Greg Hill: What are these parents thinking giving that kid that nice of a car???
Janis W.: I don’t understand why did this happen? When I was a kid I had to buy my own car.
cynthia y.: lock this kid up NOW before he hurts somebody else!
1MarinView: This is not even half the story. Get all the details and REAL reporting at www.onemarinviewblog.com!
—
Molly ventured down the Internet rabbit hole. She typed in the blog’s url. Here names were named. Screenshots were posted from the night before: reposts from teenagers’ accounts on Facebook and Instagram and Twitter and Vine. She read about the ransacked house of Elisabeth Avarine and the arrest of Damon Flintov. Everywhere were names she knew, and faces. Faces she knew drinking and smoking and grinding and stripping, names she knew—even Nick Bric
kston—spouting obscenities and humiliating the weakest among them. In dull horror she scrolled through nearly naked photos and videos of the injured Emma Fleed, a popular girl who’d eaten lunch in Molly’s classroom but whose name Molly hadn’t known. The kids had posted all this online with apparently brazen indifference, and the Internet had refreshed their posts over and over again, until it seemed the night had occurred not just once but an infinite number of times.
Alone in her apartment, Molly was powerless. She hated the feeling. After an hour of pacing, she gave in to impulse: she picked up her cell phone and dialed the number she had.
“Nick,” she said to his voicemail, “it’s me, Molly. Miss Nicoll. I’ve just seen the news. It’s so horrible, I can’t believe it. What happened last night? I mean, I can see—I know what happened. Everyone knows what happened. But why?” Her voice threatened to crack—she hung up. She sat on the edge of her love seat still vibrating from the call. In her head she heard her message as Nick Brickston would, and she sounded unhinged.

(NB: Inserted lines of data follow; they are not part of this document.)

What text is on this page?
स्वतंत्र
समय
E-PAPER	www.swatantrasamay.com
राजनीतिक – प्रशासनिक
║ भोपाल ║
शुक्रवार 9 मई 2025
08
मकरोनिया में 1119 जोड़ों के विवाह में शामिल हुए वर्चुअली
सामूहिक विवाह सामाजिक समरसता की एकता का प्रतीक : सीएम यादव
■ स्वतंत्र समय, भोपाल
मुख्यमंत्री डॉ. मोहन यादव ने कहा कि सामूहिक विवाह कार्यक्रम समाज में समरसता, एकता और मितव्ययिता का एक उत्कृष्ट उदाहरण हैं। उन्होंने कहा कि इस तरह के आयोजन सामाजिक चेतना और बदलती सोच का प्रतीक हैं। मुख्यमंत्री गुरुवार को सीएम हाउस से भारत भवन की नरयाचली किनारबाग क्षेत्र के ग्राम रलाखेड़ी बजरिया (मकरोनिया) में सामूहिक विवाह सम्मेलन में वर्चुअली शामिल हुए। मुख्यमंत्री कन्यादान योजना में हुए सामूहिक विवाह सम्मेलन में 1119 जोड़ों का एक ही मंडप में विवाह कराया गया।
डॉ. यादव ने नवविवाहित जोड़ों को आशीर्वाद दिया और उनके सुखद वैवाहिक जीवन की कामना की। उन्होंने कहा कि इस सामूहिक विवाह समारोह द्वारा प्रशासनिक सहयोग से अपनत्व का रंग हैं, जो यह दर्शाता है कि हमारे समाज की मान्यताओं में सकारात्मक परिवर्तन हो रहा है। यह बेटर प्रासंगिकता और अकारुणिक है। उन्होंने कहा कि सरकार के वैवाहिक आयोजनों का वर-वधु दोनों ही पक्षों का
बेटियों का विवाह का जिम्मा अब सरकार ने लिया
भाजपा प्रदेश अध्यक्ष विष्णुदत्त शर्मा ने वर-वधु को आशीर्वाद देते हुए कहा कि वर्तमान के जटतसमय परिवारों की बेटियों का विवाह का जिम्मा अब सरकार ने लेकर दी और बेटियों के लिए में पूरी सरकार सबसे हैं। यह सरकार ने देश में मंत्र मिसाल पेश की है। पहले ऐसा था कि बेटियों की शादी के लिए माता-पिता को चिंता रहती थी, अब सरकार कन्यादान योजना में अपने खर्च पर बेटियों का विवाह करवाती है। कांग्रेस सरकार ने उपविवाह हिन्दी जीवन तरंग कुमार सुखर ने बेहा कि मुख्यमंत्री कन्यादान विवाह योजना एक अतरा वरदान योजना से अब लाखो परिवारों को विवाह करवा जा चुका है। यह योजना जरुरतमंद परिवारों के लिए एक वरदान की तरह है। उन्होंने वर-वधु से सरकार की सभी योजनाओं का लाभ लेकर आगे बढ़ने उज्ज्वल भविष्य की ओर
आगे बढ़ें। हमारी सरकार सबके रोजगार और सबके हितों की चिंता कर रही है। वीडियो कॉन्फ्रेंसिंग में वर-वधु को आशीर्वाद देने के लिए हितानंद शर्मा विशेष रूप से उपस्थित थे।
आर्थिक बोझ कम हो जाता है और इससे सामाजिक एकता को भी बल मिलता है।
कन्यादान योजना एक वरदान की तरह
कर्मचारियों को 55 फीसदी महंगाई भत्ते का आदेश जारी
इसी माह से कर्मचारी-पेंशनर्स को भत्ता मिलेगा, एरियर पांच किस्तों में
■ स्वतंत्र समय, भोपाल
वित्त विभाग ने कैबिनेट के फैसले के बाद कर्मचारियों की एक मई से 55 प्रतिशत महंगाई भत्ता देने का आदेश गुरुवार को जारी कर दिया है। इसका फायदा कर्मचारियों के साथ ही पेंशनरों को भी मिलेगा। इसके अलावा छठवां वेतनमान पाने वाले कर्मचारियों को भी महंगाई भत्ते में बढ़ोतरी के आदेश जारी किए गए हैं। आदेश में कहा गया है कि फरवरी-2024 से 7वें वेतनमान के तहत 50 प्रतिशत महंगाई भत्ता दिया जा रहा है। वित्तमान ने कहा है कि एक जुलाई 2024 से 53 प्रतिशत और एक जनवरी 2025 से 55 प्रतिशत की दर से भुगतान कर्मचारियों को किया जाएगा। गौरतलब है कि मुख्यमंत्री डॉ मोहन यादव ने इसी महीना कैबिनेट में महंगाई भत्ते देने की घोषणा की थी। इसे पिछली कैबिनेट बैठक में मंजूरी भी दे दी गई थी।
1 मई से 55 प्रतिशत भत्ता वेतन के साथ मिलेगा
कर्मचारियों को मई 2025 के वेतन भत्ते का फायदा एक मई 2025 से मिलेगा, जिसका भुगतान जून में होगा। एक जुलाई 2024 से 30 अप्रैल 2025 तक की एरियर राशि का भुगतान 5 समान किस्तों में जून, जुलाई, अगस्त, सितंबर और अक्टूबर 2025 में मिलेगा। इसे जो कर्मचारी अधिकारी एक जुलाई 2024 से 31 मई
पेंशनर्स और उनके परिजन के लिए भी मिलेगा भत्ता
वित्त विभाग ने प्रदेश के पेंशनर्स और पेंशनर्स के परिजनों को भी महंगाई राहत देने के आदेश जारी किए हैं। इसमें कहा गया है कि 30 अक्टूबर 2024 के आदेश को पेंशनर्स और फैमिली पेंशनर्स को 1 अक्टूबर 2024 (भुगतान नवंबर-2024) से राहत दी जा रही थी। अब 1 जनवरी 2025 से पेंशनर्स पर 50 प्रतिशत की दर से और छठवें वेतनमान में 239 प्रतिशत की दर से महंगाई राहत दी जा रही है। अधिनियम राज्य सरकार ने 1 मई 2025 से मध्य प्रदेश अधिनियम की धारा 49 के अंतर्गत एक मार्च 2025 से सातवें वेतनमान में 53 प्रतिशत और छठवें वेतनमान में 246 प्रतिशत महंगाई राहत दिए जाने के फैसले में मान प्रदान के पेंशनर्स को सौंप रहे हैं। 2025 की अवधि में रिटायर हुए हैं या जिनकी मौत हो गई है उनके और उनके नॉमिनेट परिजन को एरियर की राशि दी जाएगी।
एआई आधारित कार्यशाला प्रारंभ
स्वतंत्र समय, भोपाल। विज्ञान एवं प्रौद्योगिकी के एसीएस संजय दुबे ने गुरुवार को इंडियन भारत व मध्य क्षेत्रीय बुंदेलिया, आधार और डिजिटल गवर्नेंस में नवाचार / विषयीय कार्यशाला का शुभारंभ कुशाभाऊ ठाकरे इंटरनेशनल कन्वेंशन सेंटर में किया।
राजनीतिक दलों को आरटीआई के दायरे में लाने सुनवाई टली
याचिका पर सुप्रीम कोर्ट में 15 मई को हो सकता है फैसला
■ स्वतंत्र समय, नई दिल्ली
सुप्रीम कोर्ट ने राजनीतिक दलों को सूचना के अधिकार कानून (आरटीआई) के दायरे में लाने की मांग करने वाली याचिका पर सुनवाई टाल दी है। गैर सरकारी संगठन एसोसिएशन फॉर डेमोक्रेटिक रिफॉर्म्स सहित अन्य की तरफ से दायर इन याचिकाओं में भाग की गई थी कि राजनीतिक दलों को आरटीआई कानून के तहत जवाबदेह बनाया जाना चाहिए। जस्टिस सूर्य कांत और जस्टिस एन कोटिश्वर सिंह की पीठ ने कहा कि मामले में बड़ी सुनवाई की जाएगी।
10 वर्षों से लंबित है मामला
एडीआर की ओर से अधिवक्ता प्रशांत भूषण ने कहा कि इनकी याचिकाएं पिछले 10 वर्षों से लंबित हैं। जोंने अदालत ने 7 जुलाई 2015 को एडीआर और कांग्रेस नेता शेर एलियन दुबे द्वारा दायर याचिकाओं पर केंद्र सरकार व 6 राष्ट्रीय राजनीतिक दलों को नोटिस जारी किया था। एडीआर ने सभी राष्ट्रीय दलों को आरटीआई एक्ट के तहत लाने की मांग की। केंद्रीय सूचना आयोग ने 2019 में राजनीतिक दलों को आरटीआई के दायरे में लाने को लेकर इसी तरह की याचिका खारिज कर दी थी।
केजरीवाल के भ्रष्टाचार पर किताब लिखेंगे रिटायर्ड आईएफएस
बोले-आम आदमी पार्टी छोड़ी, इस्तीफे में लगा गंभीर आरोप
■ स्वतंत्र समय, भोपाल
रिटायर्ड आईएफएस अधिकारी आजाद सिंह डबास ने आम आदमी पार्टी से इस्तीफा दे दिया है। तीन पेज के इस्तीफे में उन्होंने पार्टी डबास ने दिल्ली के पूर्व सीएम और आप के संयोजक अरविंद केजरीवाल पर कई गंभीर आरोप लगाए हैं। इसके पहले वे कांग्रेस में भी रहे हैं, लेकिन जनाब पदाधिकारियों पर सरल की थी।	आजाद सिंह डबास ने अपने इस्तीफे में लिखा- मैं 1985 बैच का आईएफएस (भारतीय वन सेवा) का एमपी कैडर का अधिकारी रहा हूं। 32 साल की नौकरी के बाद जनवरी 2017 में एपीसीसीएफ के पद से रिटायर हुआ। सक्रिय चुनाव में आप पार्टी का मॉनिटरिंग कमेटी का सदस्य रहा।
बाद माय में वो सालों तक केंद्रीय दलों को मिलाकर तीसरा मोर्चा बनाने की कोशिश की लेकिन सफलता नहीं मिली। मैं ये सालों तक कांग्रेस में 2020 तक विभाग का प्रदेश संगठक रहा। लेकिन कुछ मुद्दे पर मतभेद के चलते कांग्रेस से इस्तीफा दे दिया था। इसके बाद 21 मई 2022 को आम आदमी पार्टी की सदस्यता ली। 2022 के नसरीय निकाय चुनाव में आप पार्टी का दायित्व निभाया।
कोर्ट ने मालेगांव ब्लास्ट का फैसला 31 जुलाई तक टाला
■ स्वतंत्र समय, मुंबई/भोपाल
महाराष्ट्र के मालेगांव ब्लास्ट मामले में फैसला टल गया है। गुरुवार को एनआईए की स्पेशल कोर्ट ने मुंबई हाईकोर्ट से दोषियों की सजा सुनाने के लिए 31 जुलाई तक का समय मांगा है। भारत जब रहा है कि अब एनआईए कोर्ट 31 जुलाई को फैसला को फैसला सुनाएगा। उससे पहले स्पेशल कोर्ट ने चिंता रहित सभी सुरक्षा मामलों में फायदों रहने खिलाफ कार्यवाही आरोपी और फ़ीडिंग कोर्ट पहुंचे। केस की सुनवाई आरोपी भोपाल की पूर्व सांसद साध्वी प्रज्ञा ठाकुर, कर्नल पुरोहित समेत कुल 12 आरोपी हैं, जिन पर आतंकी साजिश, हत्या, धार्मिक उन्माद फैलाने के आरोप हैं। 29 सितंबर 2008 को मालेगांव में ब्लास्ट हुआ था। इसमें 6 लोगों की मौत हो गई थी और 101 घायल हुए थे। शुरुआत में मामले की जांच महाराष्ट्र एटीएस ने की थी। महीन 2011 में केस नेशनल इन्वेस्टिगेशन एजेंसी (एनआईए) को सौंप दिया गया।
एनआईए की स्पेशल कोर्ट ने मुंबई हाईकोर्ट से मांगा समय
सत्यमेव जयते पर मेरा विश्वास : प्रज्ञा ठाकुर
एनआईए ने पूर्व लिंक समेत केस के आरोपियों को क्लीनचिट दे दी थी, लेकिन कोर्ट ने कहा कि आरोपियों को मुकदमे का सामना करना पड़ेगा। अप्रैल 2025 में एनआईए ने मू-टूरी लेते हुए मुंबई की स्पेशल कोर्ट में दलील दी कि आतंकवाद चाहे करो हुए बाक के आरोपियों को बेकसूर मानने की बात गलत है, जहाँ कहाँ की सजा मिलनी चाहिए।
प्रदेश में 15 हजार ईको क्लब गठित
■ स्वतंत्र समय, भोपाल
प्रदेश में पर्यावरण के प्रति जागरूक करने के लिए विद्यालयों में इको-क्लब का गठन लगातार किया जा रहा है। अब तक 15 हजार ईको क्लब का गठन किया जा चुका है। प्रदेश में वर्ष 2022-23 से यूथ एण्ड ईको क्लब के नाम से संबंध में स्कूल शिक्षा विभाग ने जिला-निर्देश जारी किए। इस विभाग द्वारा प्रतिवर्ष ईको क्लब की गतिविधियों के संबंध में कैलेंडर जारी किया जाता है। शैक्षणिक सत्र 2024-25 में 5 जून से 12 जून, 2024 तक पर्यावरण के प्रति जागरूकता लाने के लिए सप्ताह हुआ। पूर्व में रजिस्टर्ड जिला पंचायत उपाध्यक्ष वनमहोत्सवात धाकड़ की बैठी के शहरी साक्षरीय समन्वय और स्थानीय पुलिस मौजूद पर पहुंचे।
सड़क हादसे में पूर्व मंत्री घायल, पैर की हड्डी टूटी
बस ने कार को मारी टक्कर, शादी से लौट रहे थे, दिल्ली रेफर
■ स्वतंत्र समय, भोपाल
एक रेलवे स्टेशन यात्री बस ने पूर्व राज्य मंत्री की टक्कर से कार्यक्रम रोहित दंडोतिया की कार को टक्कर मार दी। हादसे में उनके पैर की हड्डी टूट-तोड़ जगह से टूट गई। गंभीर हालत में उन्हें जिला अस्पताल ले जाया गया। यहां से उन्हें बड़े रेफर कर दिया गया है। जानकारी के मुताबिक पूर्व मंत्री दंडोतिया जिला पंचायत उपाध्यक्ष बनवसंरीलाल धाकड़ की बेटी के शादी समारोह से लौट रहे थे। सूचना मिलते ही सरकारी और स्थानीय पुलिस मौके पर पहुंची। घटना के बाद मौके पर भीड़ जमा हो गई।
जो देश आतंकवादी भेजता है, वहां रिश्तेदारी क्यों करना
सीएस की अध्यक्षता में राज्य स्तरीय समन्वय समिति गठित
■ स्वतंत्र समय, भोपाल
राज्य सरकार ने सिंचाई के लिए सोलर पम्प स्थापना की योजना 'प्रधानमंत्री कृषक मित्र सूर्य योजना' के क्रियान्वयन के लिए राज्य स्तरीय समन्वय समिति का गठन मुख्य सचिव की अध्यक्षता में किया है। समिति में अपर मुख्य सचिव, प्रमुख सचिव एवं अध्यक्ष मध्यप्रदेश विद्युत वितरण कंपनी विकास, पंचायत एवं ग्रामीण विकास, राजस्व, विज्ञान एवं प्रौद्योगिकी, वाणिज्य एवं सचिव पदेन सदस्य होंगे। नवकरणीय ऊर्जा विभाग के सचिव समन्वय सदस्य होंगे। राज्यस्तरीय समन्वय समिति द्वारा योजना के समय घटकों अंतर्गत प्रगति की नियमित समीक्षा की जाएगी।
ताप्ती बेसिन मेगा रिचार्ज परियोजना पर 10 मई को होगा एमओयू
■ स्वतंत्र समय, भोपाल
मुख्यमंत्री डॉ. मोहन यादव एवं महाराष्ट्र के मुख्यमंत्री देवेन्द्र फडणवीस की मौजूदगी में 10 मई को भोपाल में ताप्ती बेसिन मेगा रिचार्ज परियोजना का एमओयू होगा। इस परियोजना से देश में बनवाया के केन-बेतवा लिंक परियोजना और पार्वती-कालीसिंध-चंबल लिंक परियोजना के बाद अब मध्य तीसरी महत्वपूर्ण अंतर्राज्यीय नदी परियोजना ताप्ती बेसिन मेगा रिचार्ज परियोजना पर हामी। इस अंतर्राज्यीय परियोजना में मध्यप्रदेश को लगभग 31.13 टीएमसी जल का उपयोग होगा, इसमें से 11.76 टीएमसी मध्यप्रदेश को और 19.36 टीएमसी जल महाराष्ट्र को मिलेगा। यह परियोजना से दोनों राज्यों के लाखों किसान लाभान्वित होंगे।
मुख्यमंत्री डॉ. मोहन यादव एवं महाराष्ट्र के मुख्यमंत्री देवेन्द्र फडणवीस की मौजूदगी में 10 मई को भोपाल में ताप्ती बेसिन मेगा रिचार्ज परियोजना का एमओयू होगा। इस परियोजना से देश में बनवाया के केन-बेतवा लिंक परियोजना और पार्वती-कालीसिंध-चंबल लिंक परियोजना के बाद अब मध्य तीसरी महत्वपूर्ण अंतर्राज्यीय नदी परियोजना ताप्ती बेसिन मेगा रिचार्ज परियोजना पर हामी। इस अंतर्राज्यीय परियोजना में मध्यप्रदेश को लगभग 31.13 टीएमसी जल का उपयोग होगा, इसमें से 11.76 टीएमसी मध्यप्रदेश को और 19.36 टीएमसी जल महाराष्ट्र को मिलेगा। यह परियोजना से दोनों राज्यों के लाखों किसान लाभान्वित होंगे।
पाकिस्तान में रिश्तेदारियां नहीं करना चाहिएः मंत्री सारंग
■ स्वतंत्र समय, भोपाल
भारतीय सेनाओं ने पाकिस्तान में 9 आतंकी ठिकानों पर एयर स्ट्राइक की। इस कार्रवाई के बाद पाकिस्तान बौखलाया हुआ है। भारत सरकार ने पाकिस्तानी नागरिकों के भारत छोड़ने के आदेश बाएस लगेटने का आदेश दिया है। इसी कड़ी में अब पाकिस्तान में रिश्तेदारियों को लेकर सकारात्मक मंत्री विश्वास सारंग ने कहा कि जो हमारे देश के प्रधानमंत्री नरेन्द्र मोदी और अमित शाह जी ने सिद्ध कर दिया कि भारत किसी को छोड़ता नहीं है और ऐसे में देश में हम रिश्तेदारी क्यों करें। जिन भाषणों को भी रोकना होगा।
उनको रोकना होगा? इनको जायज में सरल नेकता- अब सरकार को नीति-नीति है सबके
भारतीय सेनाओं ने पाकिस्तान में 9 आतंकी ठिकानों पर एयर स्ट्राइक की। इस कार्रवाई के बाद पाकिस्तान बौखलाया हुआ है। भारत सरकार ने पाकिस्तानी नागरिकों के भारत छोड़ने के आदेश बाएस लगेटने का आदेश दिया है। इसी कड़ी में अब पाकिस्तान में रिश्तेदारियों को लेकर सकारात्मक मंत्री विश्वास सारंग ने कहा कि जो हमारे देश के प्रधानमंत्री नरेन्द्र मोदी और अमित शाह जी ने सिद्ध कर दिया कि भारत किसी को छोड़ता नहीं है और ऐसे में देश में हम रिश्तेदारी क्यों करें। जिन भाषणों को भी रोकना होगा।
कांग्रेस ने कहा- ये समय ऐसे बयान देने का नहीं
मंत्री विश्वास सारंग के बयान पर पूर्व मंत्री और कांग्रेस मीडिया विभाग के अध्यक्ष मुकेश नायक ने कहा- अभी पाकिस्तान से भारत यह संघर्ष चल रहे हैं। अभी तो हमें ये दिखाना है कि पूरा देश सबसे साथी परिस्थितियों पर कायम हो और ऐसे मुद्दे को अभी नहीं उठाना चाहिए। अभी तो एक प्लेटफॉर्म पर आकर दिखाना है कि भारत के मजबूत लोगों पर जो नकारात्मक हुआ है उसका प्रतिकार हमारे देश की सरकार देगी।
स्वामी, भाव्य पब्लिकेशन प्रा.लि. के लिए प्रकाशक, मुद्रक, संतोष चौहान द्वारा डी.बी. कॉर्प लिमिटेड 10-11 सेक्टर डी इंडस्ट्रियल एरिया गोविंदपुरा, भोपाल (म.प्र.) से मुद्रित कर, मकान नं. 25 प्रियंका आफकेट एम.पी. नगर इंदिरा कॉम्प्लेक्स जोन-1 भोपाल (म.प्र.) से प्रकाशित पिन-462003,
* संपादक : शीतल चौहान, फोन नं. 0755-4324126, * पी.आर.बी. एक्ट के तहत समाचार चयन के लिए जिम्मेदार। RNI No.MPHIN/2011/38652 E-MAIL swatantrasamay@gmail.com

But she was unhinged. These were her kids, and their darkest moments were playing out on a public stage—there had to be something she could do.
She went to Facebook and logged on. She went to Nick’s wall, then Amelia Frye’s, Steph Malcolm-Swann’s, Ryan Harbinger’s, Damon Flintov’s, leaving comments everywhere.
Molly Nicoll: I can’t believe this is happening. What did you guys do??
Molly Nicoll: You know you should have called me! That poor girl who was hurt.
Molly Nicoll: What is the girl’s name? Emma? Who’s her English teacher?
Molly Nicoll: Emma Fleed, I’m so sorry this happened to you.
Molly Nicoll: Damon, you are on my mind. Please msg me if you need to talk.